Week 15: The Canonical Flip

So, I've been trying to read through Transversal Mappings and Flows by Abraham and Robbin (Joel Robbin was my linear algebra professor at UW back when I was an undergrad, and he literally wrote the book on the subject: we used a manuscript that I still have to this day that eventually became a book Matrix Algebra Using MINImal MATlab. The manuscript had about a third of it devoted to pure linear algebra, over abstract finite dimensional real and complex vector spaces, not using matrices; the theorems were mainly restatements of theorems from the matrix algebra portion of the book, and referenced their matrix algebra counterparts, but this portion of the book was written like manifold theory using manifold that were all diffeomorphic to R^n, and it really set the tone for a lot of math I was to learn later) in my efforts to learn global analysis (I've had a really hard time finding a good introduction to the subject, and this one seems as good as any, maybe better than most). The book talks about the double tangent bundle and its relations to second order ordinary (autonomous) differential equations, and front and center is the "canonical flip" on the double tangent bundle.

The Wikipedia article on the double tangent bundle also mentions the canonical flip, but I couldn't make heads or tails of it. I have been trying to read through Robbin's presentation of it since, oh, roughly since I made my last blog post, in December 2015, but I just couldn't wrap my head around it.

Then, finally, it came to me yesterday as I was riding the elevator back up to my parents' condo after having pored over the section on the double tangent bundle in Abraham and Robbin at a coffeshop for the umpteen-millionth time. In the book The Geometry of Jet Bundles by D. L. Saunders (a book on partial differential equations on manifolds, yet another book on global analysis I'm nominally trying to work through in my efforts to transition from manifold topology [MSC 57] to global analysis [MSC 58] and beyond that to geometric control theory [no MSC code yet, AFAIK]), he goes over in detail that, for an arbitrary vector bundle \pi: E -> M, in considering the tangent bundle to E, D\pi: TE -> TM, we have that for the horizontal vector bundle - that is, if (p, v1, v2, v3) is an arbitrary point of TE, the horizontal vector bundle is {(p, v2) | (p, v1, v2, v3) \in TE} - is canonically vector bundle isomorphic to TM - and, I understood the canonical flip! It just interchanges TM = {(p, v1) | (p, v1, v2, v3) \in TE} \subseteq TE with the horizontal vector bundle {(p, v2) | (p, v1, v2, v3) \in TE}.

So, persistence and hard work does sometimes pay off.

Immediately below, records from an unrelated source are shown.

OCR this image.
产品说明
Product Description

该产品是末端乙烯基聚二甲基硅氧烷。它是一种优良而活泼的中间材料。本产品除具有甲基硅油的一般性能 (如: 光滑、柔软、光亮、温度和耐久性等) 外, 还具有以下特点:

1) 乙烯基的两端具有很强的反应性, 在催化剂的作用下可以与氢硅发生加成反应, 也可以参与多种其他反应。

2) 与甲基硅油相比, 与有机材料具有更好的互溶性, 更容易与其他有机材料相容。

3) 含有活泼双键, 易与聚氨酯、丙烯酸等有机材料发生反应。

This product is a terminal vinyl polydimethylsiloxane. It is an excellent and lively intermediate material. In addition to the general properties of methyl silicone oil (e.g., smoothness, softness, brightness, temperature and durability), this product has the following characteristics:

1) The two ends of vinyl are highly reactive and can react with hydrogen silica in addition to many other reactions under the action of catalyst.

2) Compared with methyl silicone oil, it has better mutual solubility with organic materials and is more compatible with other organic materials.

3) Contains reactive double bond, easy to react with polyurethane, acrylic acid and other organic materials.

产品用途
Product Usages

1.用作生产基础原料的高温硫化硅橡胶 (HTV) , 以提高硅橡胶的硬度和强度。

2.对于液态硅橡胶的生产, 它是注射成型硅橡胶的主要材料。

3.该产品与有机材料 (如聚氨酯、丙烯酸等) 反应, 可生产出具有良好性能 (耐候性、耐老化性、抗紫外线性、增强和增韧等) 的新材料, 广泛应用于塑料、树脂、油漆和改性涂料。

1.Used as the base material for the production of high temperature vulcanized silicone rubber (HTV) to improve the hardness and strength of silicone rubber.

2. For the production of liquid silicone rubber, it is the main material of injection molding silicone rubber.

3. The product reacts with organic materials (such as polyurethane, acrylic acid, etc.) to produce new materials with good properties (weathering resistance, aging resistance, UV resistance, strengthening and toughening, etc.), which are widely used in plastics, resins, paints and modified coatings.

Now, Abraham and Robbin go on to define a second-order (autonomous) ordinary differential equations as dual sections of \tau(TM) and D\tau(M), and they, just before that, show that D: \Gamma(\tau(M) -> \Gamma(D\tau(M) and \omega \circ D: \Gamma(\tau(M) -> \tau(TM) are linear (over real vector bundles), so if \xi: M -> TM is an first-order (autonomous) ordinary differential equation on M, then (say) (1/2)D\xi + (1/2)(\omega \circ D\xi) is a second-order (autonomous) ordinary differential equation on M - nifty stuff.